I think Sameer has quite a task to present all the background information necessary to understand this paper. I think the basic idea of the paper is clear, simple, and very nice, but I am getting very confused by the math, It would be helpful I think to know the meanings of all the parts of equation (2). I can see what functions G(theta) and Po(x) represent in specific examples, but I don't know what the meanings of these functions are in general. I feel like they have more meaning than just being a way to split up lg(P(x|theta)) into parts by their dependencies, but maybe I am wrong. I think this might help me understand why it can be easily verified that g(theta) = E[x|theta], as I do not understand the relationship between Po(x) and the expected value of x.

I am totally confused by the whole part in the last paragraph of 2.2 (as I have not looked at the Generalized Linear Models paper) and I think it would be helpful to hear some about that.

I was also wondering what the meaning of the Bregman distance is. It seems to fit conveniently into the minimization problem, but I am interested to hear its standard context.
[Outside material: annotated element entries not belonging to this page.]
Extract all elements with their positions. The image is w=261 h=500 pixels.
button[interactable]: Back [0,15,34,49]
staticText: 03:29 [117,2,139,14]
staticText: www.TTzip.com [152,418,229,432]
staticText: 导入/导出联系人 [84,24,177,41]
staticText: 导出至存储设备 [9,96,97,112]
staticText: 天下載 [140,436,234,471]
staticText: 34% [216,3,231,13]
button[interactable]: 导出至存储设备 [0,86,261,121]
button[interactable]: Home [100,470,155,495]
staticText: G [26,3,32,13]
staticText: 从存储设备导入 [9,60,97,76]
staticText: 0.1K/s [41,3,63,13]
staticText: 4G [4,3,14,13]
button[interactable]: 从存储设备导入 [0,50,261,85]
Finally, does the actual algorithm for minimizing the loss function assume that the components v_i are mutually orthogonal? If it does not, then how is each minimization done separately -- it seems like we want the collection of l vectors v_i (and corresponding coefficients a_i) that minimize the loss function, but somehow we are able to divide this problem into finding each v_i separately. What stops you from getting the same v_i from each of these minimizations? Even if orthogonality is assumed, then how is it enforced?